Per quanto riguarda l'intreccio principale, devo ammettere che in un primo momento mi aveva lasciata perplessa come scelta, in parte per il titolo volutamente ambiguo, ma soprattutto per la decisione di affrontare un cosiddetto cold case: ancora adesso non riesco a dare una giustificazione decente all'inefficienza dimostrata dalle forze dell'ordine all'epoca dei fatti (quando invece i protagonisti scoprono informazioni rilevati e palesi con gran facilità!), né alla deliberata volontà di non approfondire determinati aspetti del mistero. Ovviamente noi lettori veniamo messi a parte della verità -in modo decisamente brillante tra l'altro- però non vorrei che questo caso finisse per trascinarsi fino al quarto volume, com'è successo qui con il furto dei diamanti.

Come accennato, nel momento della lettura la struttura del giallo fila in maniera davvero piacevole, a dispetto delle contraddizioni che si potrebbero notare con un approccio più attento. Il tono scelto da Osman porta però a concedere il beneficio del dubbio e a sorvolare sugli indizi fortuiti e gli dèi ex machina che forniscono ai protagonisti le esatte competenze di cui hanno bisogno. Personalmente trovo spassoso l'umorismo scelto, perché riesce sempre a strappare un sorriso ma non rende mai i personaggi delle parodie di se stessi; e per questo sono in ambasce circa la mia critica alla traduzione: mi rendo conto della fatica di adattare un testo pieno di riferimenti pop, pur trovando molto fastidiosa la presenza di così tante espressioni ricalcate dall'inglese.

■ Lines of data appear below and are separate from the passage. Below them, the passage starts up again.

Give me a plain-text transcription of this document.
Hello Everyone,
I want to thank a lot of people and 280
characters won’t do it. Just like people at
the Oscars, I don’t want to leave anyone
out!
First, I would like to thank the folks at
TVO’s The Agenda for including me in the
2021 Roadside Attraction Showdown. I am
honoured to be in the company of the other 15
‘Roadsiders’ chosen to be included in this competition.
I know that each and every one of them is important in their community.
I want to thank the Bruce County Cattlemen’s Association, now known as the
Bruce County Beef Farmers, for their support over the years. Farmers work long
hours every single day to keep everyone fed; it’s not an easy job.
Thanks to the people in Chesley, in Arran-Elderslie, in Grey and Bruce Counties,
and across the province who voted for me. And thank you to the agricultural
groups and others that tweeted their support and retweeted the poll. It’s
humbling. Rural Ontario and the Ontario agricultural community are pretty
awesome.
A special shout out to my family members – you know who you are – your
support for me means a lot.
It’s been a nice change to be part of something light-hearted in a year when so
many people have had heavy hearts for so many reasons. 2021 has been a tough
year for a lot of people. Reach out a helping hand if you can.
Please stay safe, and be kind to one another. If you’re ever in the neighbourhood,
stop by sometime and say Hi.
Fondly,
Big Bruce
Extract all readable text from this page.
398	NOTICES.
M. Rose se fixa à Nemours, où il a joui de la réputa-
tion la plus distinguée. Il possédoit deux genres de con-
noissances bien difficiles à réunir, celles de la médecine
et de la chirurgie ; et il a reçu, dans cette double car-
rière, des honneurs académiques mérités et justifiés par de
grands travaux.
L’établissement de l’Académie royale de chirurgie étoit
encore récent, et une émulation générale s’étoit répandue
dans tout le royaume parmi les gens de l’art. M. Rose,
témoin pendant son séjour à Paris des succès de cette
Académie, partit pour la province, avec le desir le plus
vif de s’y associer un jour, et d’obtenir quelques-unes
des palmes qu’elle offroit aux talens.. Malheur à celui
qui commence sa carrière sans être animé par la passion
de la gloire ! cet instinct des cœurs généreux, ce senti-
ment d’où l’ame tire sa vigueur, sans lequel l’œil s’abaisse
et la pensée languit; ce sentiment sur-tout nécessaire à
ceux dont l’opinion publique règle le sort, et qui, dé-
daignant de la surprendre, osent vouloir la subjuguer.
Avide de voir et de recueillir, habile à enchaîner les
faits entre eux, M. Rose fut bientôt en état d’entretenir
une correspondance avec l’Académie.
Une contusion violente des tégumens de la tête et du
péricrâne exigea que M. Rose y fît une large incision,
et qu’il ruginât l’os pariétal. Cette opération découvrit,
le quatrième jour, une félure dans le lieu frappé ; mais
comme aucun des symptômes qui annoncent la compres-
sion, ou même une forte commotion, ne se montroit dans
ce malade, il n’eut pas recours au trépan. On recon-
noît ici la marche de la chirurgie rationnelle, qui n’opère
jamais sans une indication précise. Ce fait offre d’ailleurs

Il più grande pregio di questo volume -e della serie nel suo insieme- si trova però nella decisione di puntare l'attenzione su caratteri anziani. Ciò permette all'autore di mettere in scena dei personaggi con tanta esperienza emotiva e pratica, ma anche di affrontare i lati più difficili dell'invecchiare e dell'accostarsi al mondo contemporaneo; non a caso i momenti che ho preferito sono il confronto tra Bogdan e Stephen sul gioco degli scacchi e l'introspezione sui trascorsi di Mike. Leggere di come lui abbia faticato ad ottenere una libertà considerata ad oggi relativamente scontata e della sua gratitudine verso Bethany dà al finale una punta dolceamara perfetta.